Nasturtium is a cute annual climbing vine that will gleefully decorate your garden.
Key Nasturtium facts
Name – Tropaelum majus
Family – Tropaeolaceae
Type – annual
Height – 12 to 16 inches (30 to 40 cm) up to 13 feet (4 meters) for those climbing
Exposure – full sun
Soil – normal
Flowering: summer → early fall – Care: none – Special feature: random yellow, orange, red blooms
Nasturtium will climb along hedges, fences, pergolas and low walls and cover them with orange and yellow flowers. Easy to care for and to grow, it can bear all kinds of soils and climates.
Simply dig a small hole, tease the seedling out of its pot, and plunk it in the hole. Pack the soil around it without pressing too much. As long as it isn’t sitting in water all day long, it’ll grow swell! No need to amend the soil with fertilizer or anything.
Also, don’t restrict yourself to a single color, your flower bed will be much more beautiful if you blend different colors together.
They’ll quickly cross-pollinate with other plants in the area anyways, so it’s difficult to keep a color or variety true to seed for this species.
It is a good idea to sow the seeds in place after the last frost spells during the month of May. You can also start sowing in a sheltered place as soon as March.

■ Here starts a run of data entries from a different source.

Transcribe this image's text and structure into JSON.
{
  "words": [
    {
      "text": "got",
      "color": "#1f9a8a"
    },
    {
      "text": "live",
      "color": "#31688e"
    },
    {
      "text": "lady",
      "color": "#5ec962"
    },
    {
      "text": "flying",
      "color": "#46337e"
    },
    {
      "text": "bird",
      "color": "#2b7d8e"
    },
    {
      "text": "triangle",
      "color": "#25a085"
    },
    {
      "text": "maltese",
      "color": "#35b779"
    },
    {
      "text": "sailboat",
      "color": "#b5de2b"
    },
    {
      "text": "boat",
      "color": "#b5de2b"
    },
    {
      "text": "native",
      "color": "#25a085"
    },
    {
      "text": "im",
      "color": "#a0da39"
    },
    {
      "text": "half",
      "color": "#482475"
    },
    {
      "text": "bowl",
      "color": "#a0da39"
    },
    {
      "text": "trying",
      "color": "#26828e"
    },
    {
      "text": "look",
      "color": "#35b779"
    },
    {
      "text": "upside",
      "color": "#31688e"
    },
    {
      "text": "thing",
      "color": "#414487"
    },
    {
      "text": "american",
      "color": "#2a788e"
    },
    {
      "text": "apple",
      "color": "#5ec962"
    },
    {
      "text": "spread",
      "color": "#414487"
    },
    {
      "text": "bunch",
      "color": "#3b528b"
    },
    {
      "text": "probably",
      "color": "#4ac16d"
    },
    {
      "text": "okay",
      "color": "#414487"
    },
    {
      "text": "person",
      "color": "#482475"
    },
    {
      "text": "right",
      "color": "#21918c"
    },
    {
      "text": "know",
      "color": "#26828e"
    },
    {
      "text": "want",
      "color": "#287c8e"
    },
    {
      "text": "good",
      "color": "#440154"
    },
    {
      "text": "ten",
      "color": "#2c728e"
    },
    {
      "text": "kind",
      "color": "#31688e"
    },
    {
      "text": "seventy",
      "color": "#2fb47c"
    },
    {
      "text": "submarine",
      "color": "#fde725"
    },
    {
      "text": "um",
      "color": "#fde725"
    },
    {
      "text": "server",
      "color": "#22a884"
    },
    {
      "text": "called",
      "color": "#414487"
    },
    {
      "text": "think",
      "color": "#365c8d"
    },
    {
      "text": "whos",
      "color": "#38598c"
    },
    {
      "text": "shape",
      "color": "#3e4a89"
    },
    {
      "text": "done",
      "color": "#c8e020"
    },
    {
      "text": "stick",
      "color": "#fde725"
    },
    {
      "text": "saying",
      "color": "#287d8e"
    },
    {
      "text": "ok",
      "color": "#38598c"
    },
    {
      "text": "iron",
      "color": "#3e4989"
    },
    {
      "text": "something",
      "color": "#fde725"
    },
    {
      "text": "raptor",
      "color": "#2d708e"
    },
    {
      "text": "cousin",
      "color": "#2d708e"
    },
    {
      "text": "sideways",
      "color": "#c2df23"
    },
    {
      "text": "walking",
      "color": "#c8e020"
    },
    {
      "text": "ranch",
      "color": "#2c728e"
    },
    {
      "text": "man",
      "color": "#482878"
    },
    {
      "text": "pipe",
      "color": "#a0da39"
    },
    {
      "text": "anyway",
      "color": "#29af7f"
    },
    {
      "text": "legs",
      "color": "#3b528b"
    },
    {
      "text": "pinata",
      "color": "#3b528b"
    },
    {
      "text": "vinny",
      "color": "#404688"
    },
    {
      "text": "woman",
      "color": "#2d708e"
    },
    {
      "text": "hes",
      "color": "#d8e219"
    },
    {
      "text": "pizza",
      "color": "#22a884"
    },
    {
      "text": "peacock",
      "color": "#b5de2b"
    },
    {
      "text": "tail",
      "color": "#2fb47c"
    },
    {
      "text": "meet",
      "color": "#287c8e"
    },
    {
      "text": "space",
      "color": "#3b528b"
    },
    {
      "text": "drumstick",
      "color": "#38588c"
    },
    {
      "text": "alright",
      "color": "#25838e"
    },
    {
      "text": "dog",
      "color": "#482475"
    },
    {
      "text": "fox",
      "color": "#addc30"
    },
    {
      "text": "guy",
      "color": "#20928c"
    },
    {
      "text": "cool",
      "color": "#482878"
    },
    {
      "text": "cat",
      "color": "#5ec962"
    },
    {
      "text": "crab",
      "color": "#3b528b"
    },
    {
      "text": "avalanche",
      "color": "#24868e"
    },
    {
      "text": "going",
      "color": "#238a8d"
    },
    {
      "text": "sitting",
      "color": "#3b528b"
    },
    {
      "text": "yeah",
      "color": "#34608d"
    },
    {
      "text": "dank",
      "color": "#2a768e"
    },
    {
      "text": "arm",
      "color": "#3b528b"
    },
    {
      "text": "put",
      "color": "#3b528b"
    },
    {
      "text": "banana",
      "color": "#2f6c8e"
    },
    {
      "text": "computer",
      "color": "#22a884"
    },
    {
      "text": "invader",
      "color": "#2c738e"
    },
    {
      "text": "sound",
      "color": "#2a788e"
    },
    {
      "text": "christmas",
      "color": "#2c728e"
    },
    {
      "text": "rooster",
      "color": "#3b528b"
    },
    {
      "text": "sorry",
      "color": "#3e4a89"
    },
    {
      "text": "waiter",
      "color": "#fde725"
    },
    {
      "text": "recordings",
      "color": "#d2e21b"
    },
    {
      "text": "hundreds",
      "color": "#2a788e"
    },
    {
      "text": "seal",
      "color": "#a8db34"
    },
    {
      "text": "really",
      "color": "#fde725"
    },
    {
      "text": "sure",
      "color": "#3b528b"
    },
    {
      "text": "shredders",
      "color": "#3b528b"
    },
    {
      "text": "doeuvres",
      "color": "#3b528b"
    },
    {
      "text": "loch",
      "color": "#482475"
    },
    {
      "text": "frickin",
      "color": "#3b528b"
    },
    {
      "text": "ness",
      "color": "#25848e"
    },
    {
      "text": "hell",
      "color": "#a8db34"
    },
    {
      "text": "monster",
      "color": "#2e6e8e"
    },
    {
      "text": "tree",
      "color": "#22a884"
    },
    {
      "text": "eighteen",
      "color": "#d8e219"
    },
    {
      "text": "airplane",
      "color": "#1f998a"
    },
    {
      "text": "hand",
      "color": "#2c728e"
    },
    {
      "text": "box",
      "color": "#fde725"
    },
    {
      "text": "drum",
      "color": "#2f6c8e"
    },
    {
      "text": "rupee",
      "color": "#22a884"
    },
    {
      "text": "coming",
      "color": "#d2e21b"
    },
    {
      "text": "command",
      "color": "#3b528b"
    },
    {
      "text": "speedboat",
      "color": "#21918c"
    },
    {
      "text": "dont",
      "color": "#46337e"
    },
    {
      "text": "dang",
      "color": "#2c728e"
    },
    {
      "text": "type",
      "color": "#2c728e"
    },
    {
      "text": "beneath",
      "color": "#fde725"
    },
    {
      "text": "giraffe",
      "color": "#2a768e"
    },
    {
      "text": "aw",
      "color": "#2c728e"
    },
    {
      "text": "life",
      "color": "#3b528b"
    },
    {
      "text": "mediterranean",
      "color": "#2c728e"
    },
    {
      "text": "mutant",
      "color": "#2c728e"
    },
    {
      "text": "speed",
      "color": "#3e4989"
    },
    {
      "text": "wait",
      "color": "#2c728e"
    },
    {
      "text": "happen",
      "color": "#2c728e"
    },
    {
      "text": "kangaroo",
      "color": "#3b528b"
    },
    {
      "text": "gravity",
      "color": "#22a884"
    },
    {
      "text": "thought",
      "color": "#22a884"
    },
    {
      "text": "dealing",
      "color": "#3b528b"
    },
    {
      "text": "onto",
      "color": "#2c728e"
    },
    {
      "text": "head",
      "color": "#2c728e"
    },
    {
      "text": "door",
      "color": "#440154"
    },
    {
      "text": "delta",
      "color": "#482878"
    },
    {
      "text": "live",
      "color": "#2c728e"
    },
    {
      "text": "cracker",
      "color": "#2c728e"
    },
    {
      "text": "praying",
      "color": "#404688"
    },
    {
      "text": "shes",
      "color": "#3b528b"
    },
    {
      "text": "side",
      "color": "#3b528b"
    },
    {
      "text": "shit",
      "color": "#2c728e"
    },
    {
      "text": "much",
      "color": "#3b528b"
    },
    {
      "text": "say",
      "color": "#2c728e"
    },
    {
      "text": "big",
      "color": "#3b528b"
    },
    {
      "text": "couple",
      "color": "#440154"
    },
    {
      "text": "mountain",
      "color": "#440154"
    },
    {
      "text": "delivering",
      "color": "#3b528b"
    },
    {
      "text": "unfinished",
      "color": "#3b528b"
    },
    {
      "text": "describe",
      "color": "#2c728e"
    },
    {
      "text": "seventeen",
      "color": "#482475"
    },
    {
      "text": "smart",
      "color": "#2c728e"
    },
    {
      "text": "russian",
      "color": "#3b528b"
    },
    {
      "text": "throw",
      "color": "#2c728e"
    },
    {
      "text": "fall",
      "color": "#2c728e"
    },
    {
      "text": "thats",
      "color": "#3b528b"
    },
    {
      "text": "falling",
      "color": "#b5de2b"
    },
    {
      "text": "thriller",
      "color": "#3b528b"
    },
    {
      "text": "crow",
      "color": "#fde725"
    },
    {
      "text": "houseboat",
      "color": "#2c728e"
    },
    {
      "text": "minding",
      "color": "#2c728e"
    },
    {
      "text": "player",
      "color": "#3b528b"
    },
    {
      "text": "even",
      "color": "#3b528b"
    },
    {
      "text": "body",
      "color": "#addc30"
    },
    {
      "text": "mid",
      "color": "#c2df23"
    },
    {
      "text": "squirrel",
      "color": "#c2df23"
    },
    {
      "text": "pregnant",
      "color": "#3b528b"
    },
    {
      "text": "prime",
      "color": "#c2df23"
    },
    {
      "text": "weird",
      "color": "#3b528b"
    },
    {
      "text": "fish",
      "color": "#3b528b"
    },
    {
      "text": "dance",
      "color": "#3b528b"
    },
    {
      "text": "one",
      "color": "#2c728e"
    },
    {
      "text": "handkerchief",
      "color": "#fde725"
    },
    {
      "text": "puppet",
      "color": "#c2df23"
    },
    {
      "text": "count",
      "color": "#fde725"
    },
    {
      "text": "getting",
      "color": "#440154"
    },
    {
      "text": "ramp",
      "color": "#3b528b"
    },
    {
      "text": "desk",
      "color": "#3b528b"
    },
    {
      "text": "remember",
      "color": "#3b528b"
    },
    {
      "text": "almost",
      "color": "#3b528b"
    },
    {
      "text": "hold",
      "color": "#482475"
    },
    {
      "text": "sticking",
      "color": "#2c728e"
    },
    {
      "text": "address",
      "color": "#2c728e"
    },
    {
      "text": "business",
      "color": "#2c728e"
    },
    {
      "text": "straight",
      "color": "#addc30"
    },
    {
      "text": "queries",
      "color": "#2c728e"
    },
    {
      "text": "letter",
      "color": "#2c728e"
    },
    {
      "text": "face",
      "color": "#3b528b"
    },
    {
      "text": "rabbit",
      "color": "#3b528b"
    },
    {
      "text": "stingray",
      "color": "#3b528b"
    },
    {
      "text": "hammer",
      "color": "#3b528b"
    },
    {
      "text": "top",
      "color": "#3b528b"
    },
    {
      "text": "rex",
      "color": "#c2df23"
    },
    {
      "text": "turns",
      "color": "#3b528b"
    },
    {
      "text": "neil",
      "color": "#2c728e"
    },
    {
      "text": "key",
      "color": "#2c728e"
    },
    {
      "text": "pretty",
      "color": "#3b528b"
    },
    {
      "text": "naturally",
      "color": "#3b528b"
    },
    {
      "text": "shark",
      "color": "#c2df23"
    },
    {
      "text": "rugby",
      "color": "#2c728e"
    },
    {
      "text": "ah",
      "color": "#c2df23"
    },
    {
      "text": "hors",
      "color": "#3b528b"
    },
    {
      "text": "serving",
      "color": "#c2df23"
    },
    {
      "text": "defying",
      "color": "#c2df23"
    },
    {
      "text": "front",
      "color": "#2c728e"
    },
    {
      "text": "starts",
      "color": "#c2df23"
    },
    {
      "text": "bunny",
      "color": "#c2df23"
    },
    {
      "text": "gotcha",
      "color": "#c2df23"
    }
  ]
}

Nasturtium is particularly well-known for its bee-attracting fragrance, and it also has medicinal properties used in many homeopathic treatments.
There are quite a few different varieties, they differ by flower color, leaf color (like the variegated nasturtium shown above/right), and climbing or trailing habit.
Native to North America, its brightly colored flowers will enliven the edges of your garden, and they will also highlight the shrubs you’ll be planting them under.
Nasturtium is edible and can be used to spice up certain meals. All parts are great: pepper-spicy leaves for greens, flowers with a little piquant… Even the seeds are delicious when pickled while young (eat like you would capers, on pizza like olives for example).
Some varieties like tuber nasturtium also have edible roots.
It’s both sweet and distinctly pepper-flavored. For example, you can pair them with arugula salad… delicious!